People hold flowers and love "Utoeya" and "Oslove" signs as thousands of people massed outside Oslo's City Hall on July 25, 2011 for a flower-carrying vigil in memory of the 76 victims of last week's twin attacks. Source: AFP/East News
When an office building housing several federal agencies was blown up in Oklahoma City in April 1995, few people doubted that this terrorist attack had been perpetrated by Muslim fanatics, who two years earlier had tried to blow up the World Trade Center in New York. To Americans’ horror, the attacker was 27-year-old Timothy McVeigh, a Persian Gulf war veteran and a white, ultra-right radical.
The Norwegian nightmare is reminiscent of these American events. Theories about Islamic, Kurdish and Libyan trails quickly gave away a shocking fact: the massacre was staged by a bona fide Norwegian named Anders Behring Breivik who even looks like a “ideal Aryan” from films by Luchino Visconti and Bob Foss.
The Oklahoma City tragedy looks like a sinister epigraph to America’s further development. Timothy McVeigh wanted to punish the ”tyrannical” U.S. government for what he and other ultra-rightists thought to be a flagrant encroachment on civil freedoms. Fifteen years later, during the 2010 Congressional elections, politicians who shared that mood stole the show. The Tea Party movement, a recent occurrence that consists of a motley assemblage of right-wing populists, isolationists and ultra-conservatives, holds the federal government as almost enemy number one. That tradition is rooted in the history of the United States. In recent years, however, the polarization of society, radicalization and mutual estrangement of parties that are not prepared to budge an inch even if it would make the situation still worse, has reached a frightening level. The social and political mechanism that has so far ensured consensus is fatefully misfiring.
The nature of developments in Europe is comparable to that in America. There is a widening gap between the elites and the voters, who no longer know what to expect. Populist protest parties are mushrooming. Their position is isolationist and protectionist in the broad sense; they are up in arms against the inflow of immigrants, cultural diversity and market liberalization. As a rule, they associate it with European integration, an elite experiment of the second half of the 20th century pursued by the whole Old World establishment. While Norway is not a member of the EU, it is wedded to its norms and rules.
Breivik, a regular on anti-Muslim forums, described former Norwegian Prime Minister Gro Harlem Brundtland as a “national traitor” because she said: “Every holder of a Norwegian passport is a full-fledged Norwegian.” The budding terrorist demanded total cultural assimilation of immigrants and bemoaned the fact that the rulers had lost the ability to rule having become victims of their “hollow rhetoric.”

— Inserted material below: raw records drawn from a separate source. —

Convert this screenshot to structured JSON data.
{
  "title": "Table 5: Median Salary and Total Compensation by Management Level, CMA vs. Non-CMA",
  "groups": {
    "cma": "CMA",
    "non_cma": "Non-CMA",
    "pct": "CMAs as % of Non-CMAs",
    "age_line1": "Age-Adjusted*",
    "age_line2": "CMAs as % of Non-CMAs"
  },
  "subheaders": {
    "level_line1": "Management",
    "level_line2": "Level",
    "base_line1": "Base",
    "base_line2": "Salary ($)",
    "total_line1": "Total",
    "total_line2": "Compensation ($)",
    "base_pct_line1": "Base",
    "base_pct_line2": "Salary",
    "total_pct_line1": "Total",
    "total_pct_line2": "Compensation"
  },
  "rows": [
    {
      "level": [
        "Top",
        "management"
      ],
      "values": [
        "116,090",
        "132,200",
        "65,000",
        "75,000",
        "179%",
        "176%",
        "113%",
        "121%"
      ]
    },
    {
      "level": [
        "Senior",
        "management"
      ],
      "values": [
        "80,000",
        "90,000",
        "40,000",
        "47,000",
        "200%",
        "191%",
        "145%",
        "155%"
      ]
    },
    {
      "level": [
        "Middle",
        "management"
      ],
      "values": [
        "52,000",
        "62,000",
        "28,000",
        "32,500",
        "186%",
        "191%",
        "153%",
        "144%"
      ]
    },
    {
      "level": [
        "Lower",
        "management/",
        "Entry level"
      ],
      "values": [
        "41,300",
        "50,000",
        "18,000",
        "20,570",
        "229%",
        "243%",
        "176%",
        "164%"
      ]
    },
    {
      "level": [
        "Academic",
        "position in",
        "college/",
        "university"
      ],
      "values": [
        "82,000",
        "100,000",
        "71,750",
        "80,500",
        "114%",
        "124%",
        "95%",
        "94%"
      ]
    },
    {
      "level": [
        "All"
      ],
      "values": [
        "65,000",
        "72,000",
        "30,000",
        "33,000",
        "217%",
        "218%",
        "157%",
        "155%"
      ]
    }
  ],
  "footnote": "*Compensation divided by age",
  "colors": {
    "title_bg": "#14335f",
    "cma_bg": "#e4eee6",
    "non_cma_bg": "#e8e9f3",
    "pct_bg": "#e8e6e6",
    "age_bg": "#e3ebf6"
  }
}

There have always been right-wing trends in Scandinavia and there is a tradition of political coercion (especially in Sweden), but all that has been on the margins. Most probably the act of Anders Breivik and his possible accomplices is an isolated act of crazed fanatics. But just as the Oklahoma City blast was a prelude to a precipitating crisis in an American society unable to cope with the fast-changing atmosphere and domestic change, so the Oslo tragedy may turn out to be a portent of social cataclysms in the Old World, whose people are tardy in reacting to the many challenges of globalization.
A 2007 film by the Cohen brothers entitled No Country for Old Men is a fitting metaphor for the current crisis in America and the world. At the tail end of George Bush’s presidency, when 80 percent of Americans thought the country was going in the wrong direction, the film directors showed that the problem was not Bush, as many then hoped, but the flaws of society that appeared long before Bush and would not disappear with his departure. The unmotivated and totally dispassionate, yet somehow inspired violence embodied in the hero (played by Javier Bardem) destroys the social fabric, exposing human nature at its worst. People in the old mold can only shrug in shock. The absurdity of international politics in which the distinction between war and a humanitarian act is deliberately blurred resonates with destructive social processes in some countries creating a world in which there is no room not just for old men, but for people in general.
Fyodor Lukyanov is the editor of Russia in Global Affairs.